What the code says is there can be a single entrance provided that there is an unobstructed way of exit travel. My spin on this if opening the panel or door obstructs the path to the entrance (access) then another exit is required. The entrance or access to the room is not necessarily the exit. Otherwise on both sides of the equipment you need clear access or an entrance (exit).

As Gregg said the second exception is there is at least 6 ft. of clearance in front and the entrance (exit) is at least 3 ft. away, hence a 3 ft. clear path around the door.



To install equipment with a door in the manner previously described goes against the grain of safe design.

Francis

It's confusing to try and explain NFPA with ICC terminology.


----------



## peach (Jan 22, 2012)

It's not always the Electrical contractor or designer; sometimes it the architect who can't make outswinging doors work, and doesn't want to make the electrical room bigger.


----------



## north star (Jan 23, 2012)

** **

IMO, most of all, you do not want someone to get electrocuted by poor design

of the space.......If the Board of Appeals will sign off on this [ potential ] liability,

then you will have tried.....Good luck & let us know how it turns out.

*= =*


----------



## Paul Sweet (Jan 23, 2012)

Could IBC 1005.2 be applied?  "Doors in any position shall not reduce the required width by more than one-half."


----------



## rktect_IL (Apr 4, 2012)

My company is engaged in designing replacement switchgear in an existing room.  The room is over 34 feet long and about 15 feet wide.  The new switchgear is going to be perpendicular to the short end (5'), creating a deadend back space behind the equipment.  As I understand the NEC, under 110.26©(2) requires two separate doors out of the space, specifically to provide a way out if someone is behind the equipment.  The IBC (International Building Code) 2009 also has similar language in it, under 1008.1.10.

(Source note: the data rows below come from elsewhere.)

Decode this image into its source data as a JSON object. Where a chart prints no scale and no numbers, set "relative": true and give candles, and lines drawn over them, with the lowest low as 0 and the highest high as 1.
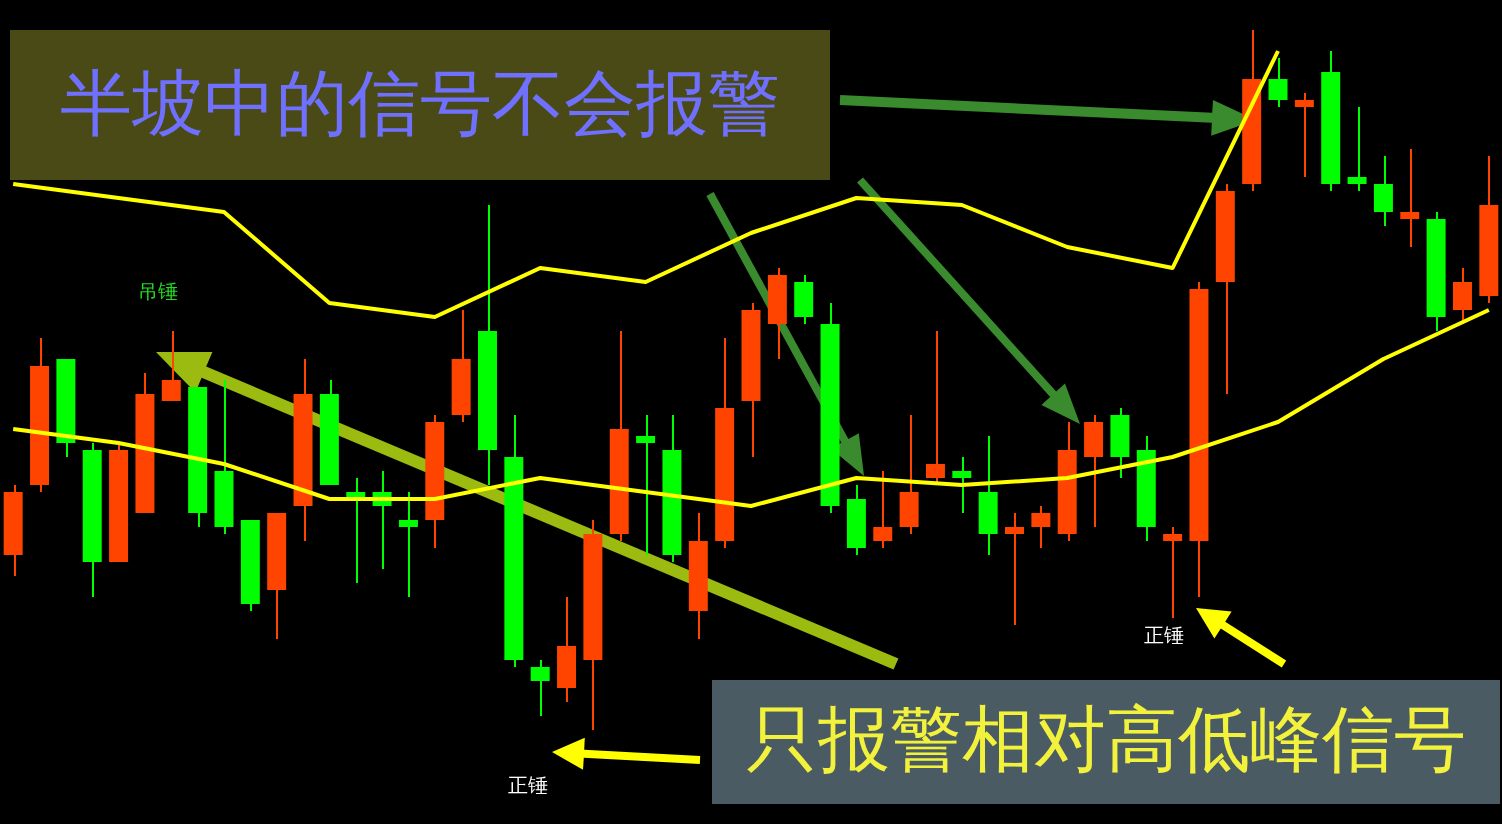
{
  "chart_data": {
    "type": "candlestick",
    "relative": true,
    "categories": [
      null,
      null,
      null,
      null,
      null,
      null,
      null,
      null,
      null,
      null,
      null,
      null,
      null,
      null,
      null,
      null,
      null,
      null,
      null,
      null,
      null,
      null,
      null,
      null,
      null,
      null,
      null,
      null,
      null,
      null,
      null,
      null,
      null,
      null,
      null,
      null,
      null,
      null,
      null,
      null,
      null,
      null,
      null,
      null,
      null,
      null,
      null,
      null,
      null,
      null,
      null,
      null,
      null,
      null,
      null,
      null,
      null
    ],
    "ohlc": [
      [
        0.25,
        0.35,
        0.22,
        0.34
      ],
      [
        0.35,
        0.56,
        0.34,
        0.52
      ],
      [
        0.53,
        0.53,
        0.39,
        0.41
      ],
      [
        0.4,
        0.41,
        0.19,
        0.24
      ],
      [
        0.24,
        0.41,
        0.24,
        0.4
      ],
      [
        0.31,
        0.51,
        0.31,
        0.48
      ],
      [
        0.47,
        0.57,
        0.47,
        0.5
      ],
      [
        0.49,
        0.49,
        0.29,
        0.31
      ],
      [
        0.37,
        0.5,
        0.28,
        0.29
      ],
      [
        0.3,
        0.3,
        0.17,
        0.18
      ],
      [
        0.2,
        0.31,
        0.13,
        0.31
      ],
      [
        0.32,
        0.53,
        0.27,
        0.48
      ],
      [
        0.48,
        0.5,
        0.35,
        0.35
      ],
      [
        0.34,
        0.36,
        0.21,
        0.33
      ],
      [
        0.34,
        0.37,
        0.23,
        0.32
      ],
      [
        0.3,
        0.34,
        0.19,
        0.29
      ],
      [
        0.3,
        0.45,
        0.26,
        0.44
      ],
      [
        0.45,
        0.6,
        0.44,
        0.53
      ],
      [
        0.57,
        0.75,
        0.35,
        0.4
      ],
      [
        0.39,
        0.45,
        0.09,
        0.1
      ],
      [
        0.09,
        0.1,
        0.02,
        0.07
      ],
      [
        0.06,
        0.19,
        0.04,
        0.12
      ],
      [
        0.1,
        0.3,
        0,
        0.28
      ],
      [
        0.28,
        0.57,
        0.27,
        0.43
      ],
      [
        0.42,
        0.45,
        0.25,
        0.41
      ],
      [
        0.4,
        0.45,
        0.24,
        0.25
      ],
      [
        0.17,
        0.31,
        0.13,
        0.27
      ],
      [
        0.27,
        0.56,
        0.26,
        0.46
      ],
      [
        0.47,
        0.61,
        0.39,
        0.6
      ],
      [
        0.58,
        0.66,
        0.53,
        0.65
      ],
      [
        0.64,
        0.65,
        0.58,
        0.59
      ],
      [
        0.58,
        0.61,
        0.31,
        0.32
      ],
      [
        0.33,
        0.35,
        0.25,
        0.26
      ],
      [
        0.27,
        0.37,
        0.26,
        0.29
      ],
      [
        0.29,
        0.45,
        0.28,
        0.34
      ],
      [
        0.36,
        0.57,
        0.35,
        0.38
      ],
      [
        0.37,
        0.39,
        0.31,
        0.36
      ],
      [
        0.34,
        0.42,
        0.25,
        0.28
      ],
      [
        0.28,
        0.31,
        0.15,
        0.29
      ],
      [
        0.29,
        0.32,
        0.26,
        0.31
      ],
      [
        0.28,
        0.44,
        0.27,
        0.4
      ],
      [
        0.39,
        0.45,
        0.29,
        0.44
      ],
      [
        0.45,
        0.46,
        0.36,
        0.39
      ],
      [
        0.4,
        0.42,
        0.27,
        0.29
      ],
      [
        0.27,
        0.29,
        0.16,
        0.28
      ],
      [
        0.27,
        0.64,
        0.19,
        0.63
      ],
      [
        0.64,
        0.78,
        0.48,
        0.77
      ],
      [
        0.78,
        1,
        0.77,
        0.93
      ],
      [
        0.93,
        0.96,
        0.89,
        0.9
      ],
      [
        0.89,
        0.91,
        0.79,
        0.9
      ],
      [
        0.94,
        0.97,
        0.77,
        0.78
      ],
      [
        0.79,
        0.89,
        0.77,
        0.78
      ],
      [
        0.78,
        0.82,
        0.72,
        0.74
      ],
      [
        0.73,
        0.83,
        0.69,
        0.74
      ],
      [
        0.73,
        0.74,
        0.57,
        0.59
      ],
      [
        0.6,
        0.66,
        0.58,
        0.64
      ],
      [
        0.62,
        0.82,
        0.61,
        0.75
      ]
    ],
    "colors": [
      "#ff4400",
      "#ff4400",
      "#00ff00",
      "#00ff00",
      "#ff4400",
      "#ff4400",
      "#ff4400",
      "#00ff00",
      "#00ff00",
      "#00ff00",
      "#ff4400",
      "#ff4400",
      "#00ff00",
      "#00ff00",
      "#00ff00",
      "#00ff00",
      "#ff4400",
      "#ff4400",
      "#00ff00",
      "#00ff00",
      "#00ff00",
      "#ff4400",
      "#ff4400",
      "#ff4400",
      "#00ff00",
      "#00ff00",
      "#ff4400",
      "#ff4400",
      "#ff4400",
      "#ff4400",
      "#00ff00",
      "#00ff00",
      "#00ff00",
      "#ff4400",
      "#ff4400",
      "#ff4400",
      "#00ff00",
      "#00ff00",
      "#ff4400",
      "#ff4400",
      "#ff4400",
      "#ff4400",
      "#00ff00",
      "#00ff00",
      "#ff4400",
      "#ff4400",
      "#ff4400",
      "#ff4400",
      "#00ff00",
      "#ff4400",
      "#00ff00",
      "#00ff00",
      "#00ff00",
      "#ff4400",
      "#00ff00",
      "#ff4400",
      "#ff4400"
    ],
    "series": [
      {
        "type": "line",
        "color": "#ffff00",
        "values": [
          0.78,
          null,
          null,
          null,
          null,
          null,
          null,
          null,
          0.74,
          null,
          null,
          null,
          0.61,
          null,
          null,
          null,
          0.59,
          null,
          null,
          null,
          0.66,
          null,
          null,
          null,
          0.64,
          null,
          null,
          null,
          0.71,
          null,
          null,
          null,
          0.76,
          null,
          null,
          null,
          0.75,
          null,
          null,
          null,
          0.69,
          null,
          null,
          null,
          0.66,
          null,
          null,
          null,
          0.97,
          null,
          null,
          null,
          null,
          null,
          null,
          null,
          null
        ]
      },
      {
        "type": "line",
        "color": "#ffff00",
        "values": [
          0.43,
          null,
          null,
          null,
          0.41,
          null,
          null,
          null,
          0.38,
          null,
          null,
          null,
          0.33,
          null,
          null,
          null,
          0.33,
          null,
          null,
          null,
          0.36,
          null,
          null,
          null,
          0.34,
          null,
          null,
          null,
          0.32,
          null,
          null,
          null,
          0.36,
          null,
          null,
          null,
          0.35,
          null,
          null,
          null,
          0.36,
          null,
          null,
          null,
          0.39,
          null,
          null,
          null,
          0.44,
          null,
          null,
          null,
          0.53,
          null,
          null,
          null,
          0.6
        ]
      }
    ],
    "annotations": [
      "半坡中的信号不会报警",
      "只报警相对高低峰信号",
      "吊锤",
      "正锤",
      "正锤"
    ]
  }
}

My concern is the building code requires that egress doors from rooms be not less than 32" clear width (IBC 1008.1.1), which is achieved with a 36" wide door,  while the NEC states that a 24" wide door is sufficient, under 110.26©(2).

My electrical engineer is saying that I should adhere to the NEC requirement, while I professionally feel the most restrictive code should govern, forcing the door width to be 36".  It should be noted that in providing a 36" door, additional reconfiguration of the space and other items must be done.  We are a self-AHJ entity.

What is your opinion - should the door, with panic hardware and a 2 hour fire-rating, be the 36" as required by IBC or 24" as indicated by the NEC?


----------



## gbhammer (Apr 4, 2012)

32" clear width is required.


----------



## north star (Apr 4, 2012)

*= & =*

rktect_IL,

" gbhammer " is correct!....The 32" width is the minimum requirement.



From the `09 IBC, *SECTION 102 - APPLICABILITY.*

*102.1 General.* Where there is a conflict between a general requirement and

a specific requirement, the specific requirement shall be applicable........Where,

in any specific case, different sections of this code specify different materials,

methods of construction or other requirements, the most restrictive shall

govern.

*= & =*


----------